Um CID futuro ideal poderia também ser tributário de um debate wikipédico entre os pesquisadores de sua força-tarefa mundial e a diversidade mundial dos clínicos da saúde mental. Citaria e traria correspondências com outras pesquisas, nosologias, escalas de sintomas, DSMs locais, com descrições do sofrer mental provenientes de línguas e culturas diversas, inclusive não ocidentais, buscando aliviar ou tratar os sofreres que, enfim, temos todos em comum.
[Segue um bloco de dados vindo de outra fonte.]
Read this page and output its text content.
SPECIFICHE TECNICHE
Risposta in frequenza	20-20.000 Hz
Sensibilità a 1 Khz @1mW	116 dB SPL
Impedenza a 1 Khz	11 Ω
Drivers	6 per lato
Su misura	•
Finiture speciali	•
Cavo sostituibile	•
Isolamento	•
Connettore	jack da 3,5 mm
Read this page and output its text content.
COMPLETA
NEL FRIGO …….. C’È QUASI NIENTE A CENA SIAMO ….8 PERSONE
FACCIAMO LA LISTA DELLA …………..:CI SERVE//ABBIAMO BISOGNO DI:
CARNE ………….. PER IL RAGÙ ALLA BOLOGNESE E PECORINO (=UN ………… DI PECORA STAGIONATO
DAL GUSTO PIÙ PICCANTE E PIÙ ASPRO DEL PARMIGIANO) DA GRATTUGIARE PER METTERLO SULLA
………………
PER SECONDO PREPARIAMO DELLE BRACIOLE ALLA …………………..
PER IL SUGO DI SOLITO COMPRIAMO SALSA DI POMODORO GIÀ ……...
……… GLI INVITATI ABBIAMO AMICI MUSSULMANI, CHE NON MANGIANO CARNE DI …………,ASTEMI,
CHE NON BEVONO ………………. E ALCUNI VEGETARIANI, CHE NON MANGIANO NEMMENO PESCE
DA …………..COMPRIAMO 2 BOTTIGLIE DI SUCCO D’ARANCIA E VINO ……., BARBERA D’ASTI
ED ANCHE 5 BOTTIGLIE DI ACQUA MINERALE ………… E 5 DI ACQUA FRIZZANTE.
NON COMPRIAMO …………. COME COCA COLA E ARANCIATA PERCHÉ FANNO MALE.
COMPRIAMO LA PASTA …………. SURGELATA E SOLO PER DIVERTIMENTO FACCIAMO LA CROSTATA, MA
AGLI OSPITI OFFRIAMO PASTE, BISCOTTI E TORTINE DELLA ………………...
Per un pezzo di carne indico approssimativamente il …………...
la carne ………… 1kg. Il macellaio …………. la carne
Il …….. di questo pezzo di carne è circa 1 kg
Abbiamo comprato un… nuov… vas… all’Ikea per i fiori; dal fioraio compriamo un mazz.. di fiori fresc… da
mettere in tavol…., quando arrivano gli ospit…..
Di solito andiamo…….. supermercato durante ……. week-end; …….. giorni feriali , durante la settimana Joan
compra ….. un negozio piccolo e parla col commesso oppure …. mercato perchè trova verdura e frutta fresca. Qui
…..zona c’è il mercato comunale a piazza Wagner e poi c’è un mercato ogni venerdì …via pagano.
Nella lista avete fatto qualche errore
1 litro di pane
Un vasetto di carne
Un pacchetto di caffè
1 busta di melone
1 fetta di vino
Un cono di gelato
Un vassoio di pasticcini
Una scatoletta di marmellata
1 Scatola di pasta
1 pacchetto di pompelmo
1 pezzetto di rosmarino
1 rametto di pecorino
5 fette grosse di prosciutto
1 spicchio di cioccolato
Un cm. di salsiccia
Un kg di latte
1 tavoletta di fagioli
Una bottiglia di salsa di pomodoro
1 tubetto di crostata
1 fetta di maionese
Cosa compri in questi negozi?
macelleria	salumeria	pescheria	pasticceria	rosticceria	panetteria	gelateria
Podemos assim sonhar com o CID futuro, que além de seu braço classificatório, possa também documentar as bibliotecas abertas de diálogos com as psicopatologias e nosologias contemporâneas, fenomenológicas, existenciais, psicanalíticas, psicodinâmicas, bioenergéticas, para não falar de medicinas chinesas ou indianas ou de mesmo de culturas que mal temos conhecimento, numa grande síntese antropo-psicopatológica em evolução, que assuma a necessária teorização subjacente às nosografias, convergindo todavia para um consenso classificatório final, ainda que sempre provisório, em forma de código internacional.

     
Mondo DSM...

Já o DSM-5, com seus “transtornos” multiplicando-se por métodos lobistas através de seus pesquisadores opacos (mas com acesso às publicações indexadas e aos financiamentos), mostra o pior do atual provincianismo americano, dos interesses mercantis, das escolinhas comportamentais toscas, dos vieses de uma míope pretensão a um só modo de viver a ciência e a clínica.

Estamos no mondo dos grandes congressos de psiquiatria, de siglas como APA, FDA, da exclusividade terapêutica atribuída a terapias cognitivo-comportamentais, com o pano de fundo do modelo “científico” e supostamente unificado da disfunção cerebral omnicausal e com localizações cerebrais já quase elucidadas.

Neste mondo, o Manual Estatístico e Diagnóstico americano, prestes a chegar à sua versão 5, já se tornou uma respeitável criatura intelectual de cabelos grisalhos, com projeção mundial sobretudo em farmacologia clínica; orgulhosamente gerada em alguns dos 50 estados americanos, mas de pretensão universal. Realidade: muito da pesquisa global em Psiquiatria norteia-se pelas categorias diagnósticas do DSM-4.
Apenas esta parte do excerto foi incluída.